Besser die Region als nur eine Gemeinde

«Da wir jedoch der Meinung sind, dass es mehr Sinn ergibt, als Region aufzutreten, ist heuer nicht nur eine Gemeinde, sondern das ganze Appenzellerland in Altdorf zu Gast», sagt Urs Berger, Geschäftsführer von Appenzellerland Tourismus AR.

Das Programm umfasst drei Schwerpunkte: Zum einen werden die beiden Appenzeller Kantone am Dorfmarkt mit zehn Verkaufsständen und heimischen Produkten wie auch traditionellem Handwerk präsent sein, zum anderen betreibt Gastro Appenzellerland ein Festzelt mit Appenzeller Spezialitäten.

Um 11 Uhr wird zum offi­ziellen Festakt beim Rathausplatz geladen. Der Ausserrhoder alt Ständerat Hans Altherr hält die Festansprache. An verschiedenen Plätzen wird das Appenzellerland auch musikalisch unterhalten. Zu den Mitreisenden gehören das Herisauer Volksmusikduo Stixi & Sonja, die Countryladys namens Enderlin Chicks aus Bühler, das Trio Anderscht, die Streichmusik Schmid sowie Schauspieler Philipp Langenegger zusammen mit Sepp Manser.

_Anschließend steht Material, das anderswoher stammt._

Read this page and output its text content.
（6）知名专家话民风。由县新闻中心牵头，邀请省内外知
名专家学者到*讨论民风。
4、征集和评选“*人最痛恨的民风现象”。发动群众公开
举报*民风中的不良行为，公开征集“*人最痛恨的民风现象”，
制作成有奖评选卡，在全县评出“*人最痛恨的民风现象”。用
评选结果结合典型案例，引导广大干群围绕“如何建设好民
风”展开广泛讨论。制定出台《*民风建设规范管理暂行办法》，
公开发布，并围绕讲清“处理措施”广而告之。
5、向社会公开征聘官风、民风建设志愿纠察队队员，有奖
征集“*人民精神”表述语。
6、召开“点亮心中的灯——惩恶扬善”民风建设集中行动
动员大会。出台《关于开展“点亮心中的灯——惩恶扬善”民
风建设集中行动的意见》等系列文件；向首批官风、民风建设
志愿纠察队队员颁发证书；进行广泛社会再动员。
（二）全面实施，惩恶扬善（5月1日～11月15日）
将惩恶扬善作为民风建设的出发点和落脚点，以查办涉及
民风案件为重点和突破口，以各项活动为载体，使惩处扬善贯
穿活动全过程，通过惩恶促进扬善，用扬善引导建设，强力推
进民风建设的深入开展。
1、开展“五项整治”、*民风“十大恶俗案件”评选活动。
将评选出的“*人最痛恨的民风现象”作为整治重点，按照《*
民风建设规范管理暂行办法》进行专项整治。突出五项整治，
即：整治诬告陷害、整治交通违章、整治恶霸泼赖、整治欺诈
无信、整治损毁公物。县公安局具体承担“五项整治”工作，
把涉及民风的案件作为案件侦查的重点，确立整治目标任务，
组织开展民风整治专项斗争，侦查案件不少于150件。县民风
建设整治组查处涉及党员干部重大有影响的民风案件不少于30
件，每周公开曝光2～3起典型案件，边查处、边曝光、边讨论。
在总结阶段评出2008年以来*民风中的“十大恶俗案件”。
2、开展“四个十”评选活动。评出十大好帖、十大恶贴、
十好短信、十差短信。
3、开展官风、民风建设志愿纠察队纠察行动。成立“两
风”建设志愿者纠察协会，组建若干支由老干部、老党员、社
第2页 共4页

Voller Vorfreude auf das ­bevorstehende Erlebnis ist Monika Bodenmann-Odermatt, Kantonsrätin und Verwaltungsratspräsidentin von Appenzellerland Tourismus AR. Im Flyer zum diesjährigen Altdorfer 1.-August-Fest schreibt sie: «Als Appen­zellerin mit Nidwaldner Wurzeln werde ich den Tag in der Innerschweiz natürlich ganz speziell geniessen.» Das Appenzellerland selbst preist sie als «ursprünglich und echt» an.

Grosser Unterschied zu letztem Jahr

Wie Urs Berger ausführt, unterscheidet sich der diesjährige Gastauftritt klar vom letztjährigen Besuch bei der Schweizer Botschaft in Luxemburg. Waren damals nur geladene Gäste zu­gegen, so handle es sich diesmal um einen Publikumsauftritt. Entsprechend gross sind Bergers Erwartungen.

Neue Tagestouristen anlocken

«Natürlich hoffe ich, dass auch neue Tagestouristen gewonnen werden können.» Die Innerschweiz und das Appenzellerland seien dank des Voralpenexpresses gut aneinander angebunden.

Auch wenn beim Ausserrhoder Tourismus keine dahin gehenden Planungen laufen, künftig jedes Jahr am Nationalfeiertag unterwegs zu sein, so ist man gemäss Urs Berger durchaus offen für Vergleichbares in den kommenden Jahren.